Selasa, 24 Agustus 2021 13:30

Bantuan untuk Korban PHK Masih Berkutat dengan Tekhnis

Reporter : Bubun Munawar
Ribuan Buruh di Kota Cimahi menjadi korban Pemutusan Hubungan Kerja (PHK)
Ribuan Buruh di Kota Cimahi menjadi korban Pemutusan Hubungan Kerja (PHK) [Limawaktu]

Limawaktu.id,- Program Jaminan Kehilangan Pekerjaan yang digulirkan pemerintah akibat pandemi  yang melanda kaum buruh, saat ini masih dilakukan pembahasan tekhnisnya. Dampak pandemic yang bergulir sejak awal tahun lalu, mengakibatkan enam ribu buruh di Kota Cimahi terkena Pemutusan Hubungan Kerja (PHK).

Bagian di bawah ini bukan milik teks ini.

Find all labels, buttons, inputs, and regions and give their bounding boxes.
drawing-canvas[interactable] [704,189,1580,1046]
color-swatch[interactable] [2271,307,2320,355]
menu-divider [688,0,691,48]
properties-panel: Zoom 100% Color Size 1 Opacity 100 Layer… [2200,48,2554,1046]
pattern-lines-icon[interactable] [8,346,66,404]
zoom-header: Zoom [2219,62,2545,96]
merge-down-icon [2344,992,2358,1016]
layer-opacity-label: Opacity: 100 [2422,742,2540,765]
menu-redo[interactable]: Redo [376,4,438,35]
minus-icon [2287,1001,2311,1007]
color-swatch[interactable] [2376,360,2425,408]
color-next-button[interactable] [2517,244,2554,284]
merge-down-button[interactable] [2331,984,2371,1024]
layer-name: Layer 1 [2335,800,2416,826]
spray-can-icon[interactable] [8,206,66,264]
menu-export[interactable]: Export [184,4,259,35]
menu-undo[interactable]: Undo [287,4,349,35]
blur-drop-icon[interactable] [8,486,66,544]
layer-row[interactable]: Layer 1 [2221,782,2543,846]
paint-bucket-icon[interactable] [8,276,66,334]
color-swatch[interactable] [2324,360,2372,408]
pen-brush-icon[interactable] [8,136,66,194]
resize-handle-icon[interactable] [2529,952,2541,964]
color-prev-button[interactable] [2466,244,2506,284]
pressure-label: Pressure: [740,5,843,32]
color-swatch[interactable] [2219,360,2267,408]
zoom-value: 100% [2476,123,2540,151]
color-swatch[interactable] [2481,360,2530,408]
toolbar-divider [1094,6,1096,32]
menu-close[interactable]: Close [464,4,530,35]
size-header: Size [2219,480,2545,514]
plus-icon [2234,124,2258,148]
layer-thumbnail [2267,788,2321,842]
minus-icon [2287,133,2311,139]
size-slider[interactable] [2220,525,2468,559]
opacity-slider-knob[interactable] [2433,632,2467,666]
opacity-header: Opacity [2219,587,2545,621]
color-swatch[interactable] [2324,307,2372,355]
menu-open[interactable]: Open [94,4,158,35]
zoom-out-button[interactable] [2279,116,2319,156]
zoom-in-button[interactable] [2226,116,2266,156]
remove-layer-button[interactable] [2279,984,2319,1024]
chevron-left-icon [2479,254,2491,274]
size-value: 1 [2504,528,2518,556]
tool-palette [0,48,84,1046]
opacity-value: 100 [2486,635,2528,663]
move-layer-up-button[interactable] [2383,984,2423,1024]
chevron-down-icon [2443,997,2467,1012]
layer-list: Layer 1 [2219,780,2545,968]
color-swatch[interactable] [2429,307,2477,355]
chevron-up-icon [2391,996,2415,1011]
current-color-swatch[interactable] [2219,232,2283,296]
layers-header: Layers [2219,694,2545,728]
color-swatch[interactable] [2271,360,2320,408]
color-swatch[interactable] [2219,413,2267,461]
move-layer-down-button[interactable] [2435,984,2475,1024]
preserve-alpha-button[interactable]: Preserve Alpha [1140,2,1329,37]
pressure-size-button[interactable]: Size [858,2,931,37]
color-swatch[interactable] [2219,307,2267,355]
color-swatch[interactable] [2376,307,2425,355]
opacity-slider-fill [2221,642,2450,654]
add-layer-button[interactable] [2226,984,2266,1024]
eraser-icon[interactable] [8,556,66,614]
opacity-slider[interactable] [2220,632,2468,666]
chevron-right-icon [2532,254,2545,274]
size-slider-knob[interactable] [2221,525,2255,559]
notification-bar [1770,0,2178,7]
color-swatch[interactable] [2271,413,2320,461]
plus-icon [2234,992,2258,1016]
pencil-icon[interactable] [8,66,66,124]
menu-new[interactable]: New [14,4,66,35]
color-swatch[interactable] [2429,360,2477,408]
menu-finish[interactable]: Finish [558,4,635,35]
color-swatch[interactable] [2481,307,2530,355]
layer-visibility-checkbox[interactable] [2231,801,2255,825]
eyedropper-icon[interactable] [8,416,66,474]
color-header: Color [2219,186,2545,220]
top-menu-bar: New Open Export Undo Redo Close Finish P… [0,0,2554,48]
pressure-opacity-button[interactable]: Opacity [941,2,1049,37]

Ketua Serikat Buruh Sejahtera Indonesia (SBSI) 1992 Cabang Kota Cimahi Asep Jamaludin mengungkapkan, hingga kini bantuan tunai Rp. 500 ribu bagi buruh yang terkena PHK akibat pandemi  masih dibahas tekhnisnya di Pemkot Cimahi.

“Informasi yang kita terima saat ini masih dibahas soal tekhnisnya, namun untuk kuotanya masing-masing serikat buruh/serikat pekerja akan dibagi rata,” ungkapnya, Selasa (24/8/2021).

Menurutnya, meskipun ada 6.000 buruh yang di PHK di Kota Cimahi, namun yang bakal mendapatkan bantuan hanya sekitar 1200 orang saja, mengingat keterbatasan anggaran dan sebagian yang di PHK beralamat diluar Cimahi.

“Kalau yang di PHK lebih dari 6.000, tapi  anggaran katanya hanya cukup untuk 1200 orang, “ jelasnya.

Kepala Seksi Penyelesaian Perselisihan Hubungan Industrial pada Dinas Tenaga Kerja Kota Cimahi, Febi Perdana Kusumah mengatakan, bantuan yang akan diberikan mencapai Rp 500 ribu per orang untuk dua kali pencairan. Artinya, setiap buruh atau pekerja yang kehilangan pekerjaan akan mendapatkan Rp 250 ribu per bulannya.

"Saya sedang memilah data warga Cimahi. Bantuannya sebesar Rp 500 ribu, dicairkan dua bulan," ungkap Febi,belum lama ini.

Dikatakan Febi, untuk tahap awal ini, pihaknya mengusulkan sebanyak 1.200 orang buruh yang kehilangan pekerjaan untuk mendapatkan bantuan uang tunai tersebut. Data penerima bantuan itu terlebih dahulu akan dilakukan verfikasi.

Sebab bantuan yang diberikan khusus buruh asal Kota Cimahi. Jika bulan ini proses verifikasi rampung, kemungkinan bantuan uang tunai tersebut akan dicairkan pada September dan Oktober tahun ini. Proses verifikasi meliputi kelengkapan data seperti NIK hingga alamat penerima.

"Kemungkinan September-Oktober pencairan. Bulan ini harus melengkapi data," ucap Febi.

Bantuan tunai untuk buruh yang terkena PHK sendiri bersumber dari Anggaran Pendapatan dan Belanja Daerah (APBD) Kota Cimahi Tahun 2021 yang sudah disisihkan khusus untuk penanganan COVID-19.

Febi menjelaskan, sebetulnya bantuan untuk buruh sudah digulirkan sejak tahun 2020 ketika pandemi COVID-19 mewabah. Namun tahun lalu bukan berbentuk uang tunai, melainkan sembako.

"Tahun kemarin ada berbentuk sembako lewat serikat pekerta untuk 1.000 kuota," ujarnya.

Sebetulnya, ungkap Febi, angka PHK mencapai 6 ribu lebih yang terdata dari semua perusahaan di Kota Cimahi. Namun tak semuanya beralamat di Kota Cimahi, melainkan tersebar di berbagai daerah khususnya Bandung Raya.

"Angka PHK 6 ribuan total dari berbagai perusahaan di Cimahi. Tapi domisilinya bukan hanya dari Cimahi," tuturnya.

 Untuk prorgam Jaminan Kehilangan Pekerjaan (JKP) yang digulirkan pemerintah pusat, lanjut Febi, pihaknya masih menunggu informasi lengkap dari Badan Penyelenggara Jaminan Sosial (BPJS) Ketenagakerjaan.